Bayerische Motoren Werke AG joined Daimler AG’s Mercedes-Benz and Volkswagen AG’s Audi in reducing prices of spare parts in China amid an antitrust investigation into the auto industry.
BMW will cut prices on more than 2,000 components by an average of 20 percent starting Aug. 11, the Munich, Germany-based automaker said in an e-mailed statement late yesterday. The company also said its authorized dealerships will set up more outlets in large cities including Beijing and Shanghai to sell original parts to independent workshops to help provide consumers more choice.
China, home to the world’s largest auto market, is stepping up scrutiny over how much foreign automakers charge for vehicles and spare parts.

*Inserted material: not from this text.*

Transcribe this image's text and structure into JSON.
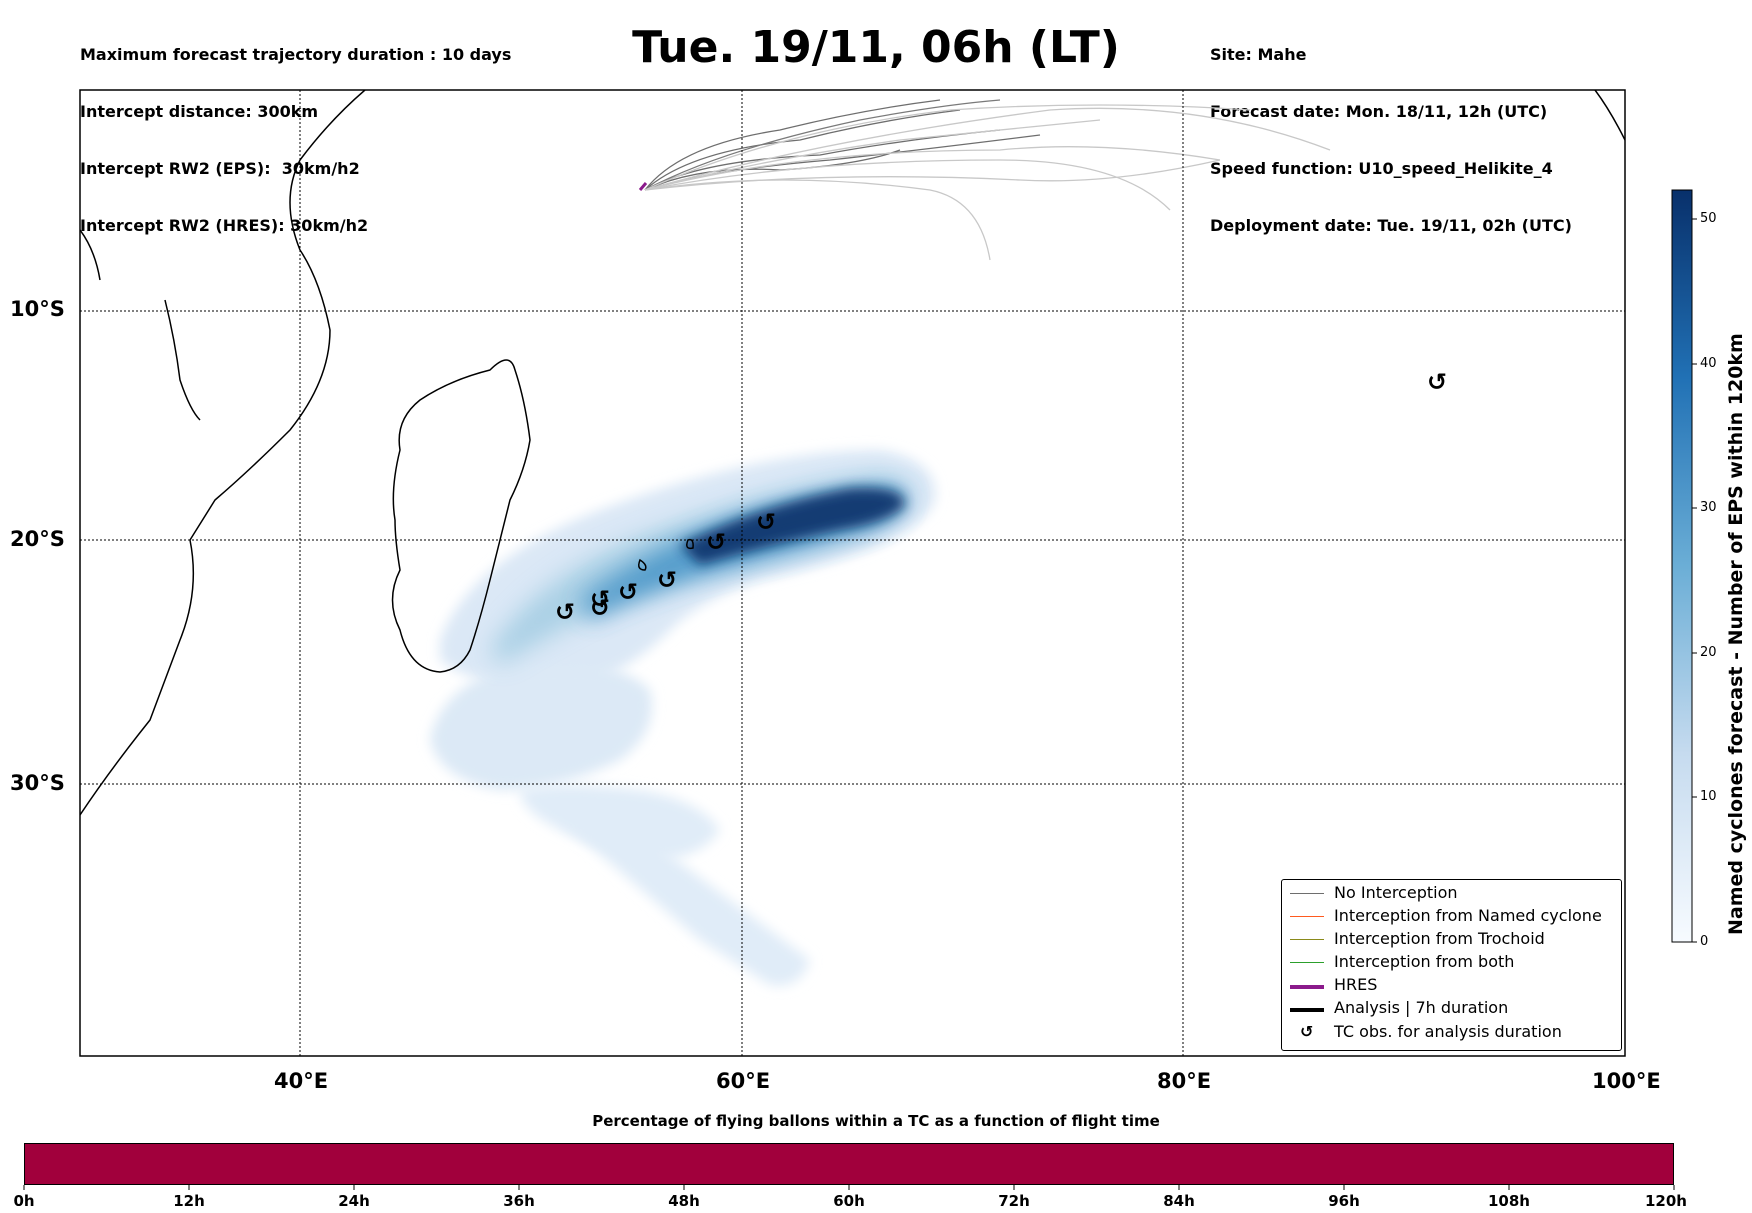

The government began looking into possible antitrust violations in the auto industry at the end of 2011 as state media accused carmakers for inflating prices and overcharging consumers.
“We haven’t seen this been done by anyone else, they’re the first,” said Yang Song, an auto analyst at Barclays Capital Inc. in Hong Kong. “If NDRC really wants all the spares to be sold to independent workshops, then they really need to change the regulation instead of calling for price cuts.”
In the first seven months of the year, BMW has cut prices on more than 3,300 pieces of original parts by an average of 15 percent, of which 108 products were cut by 20 percent to 50 percent, according to the statement.
To widen access to original components, BMW’s dealers have set up outlets in the cities of Guangzhou and Hangzhou to sell the parts to independent repair workshops, with more planned for major cities, the company said.
“Recently, the National Development and Reform Commission’s Price Supervision and Anti-Monopoly Bureau expressed great concerns over existing problems in the auto industry and after-sales service sector,” BMW said in the statement. “BMW has been paying close attention and in response, is making the effort to bring down wholesale prices and promoting the flow of original parts.”
Toyota Motor Corp.’s Lexus unit is waiting to see the outcome of its talks with the NDRC before deciding on its actions, said Tokuo Fukuichi, president of Lexus International. The company’s China unit is cooperating fully with the regulator, he said today in Japan.
Antitrust officials in eastern Jiangsu province have begun investigations of Mercedes-Benz dealers in five cities including Suzhou and Wuxi, while Mercedes-Benz’s Shanghai office was raided by local NDRC officials, NDRC spokesman Li Pumin said in a briefing in Beijing this week. The government will also soon punish Chrysler Group LLC and Audi for engaging in monopolistic actions, he said.
Daimler plans to cut spare-part prices for its Mercedes-Benz vehicles in China by an average of 15 percent starting next month, while Audi’s Chinese joint venture said in late July that the brand would lower replacement costs of its parts by as much as 38 percent on Aug. 1.
The NDRC is undertaking the investigation to protect the competitive order of the auto industry and to safeguard consumer interests, Li said at this week’s briefing. The commission has completed an investigation into 12 Japanese companies and will soon announce the actions it will take, he said.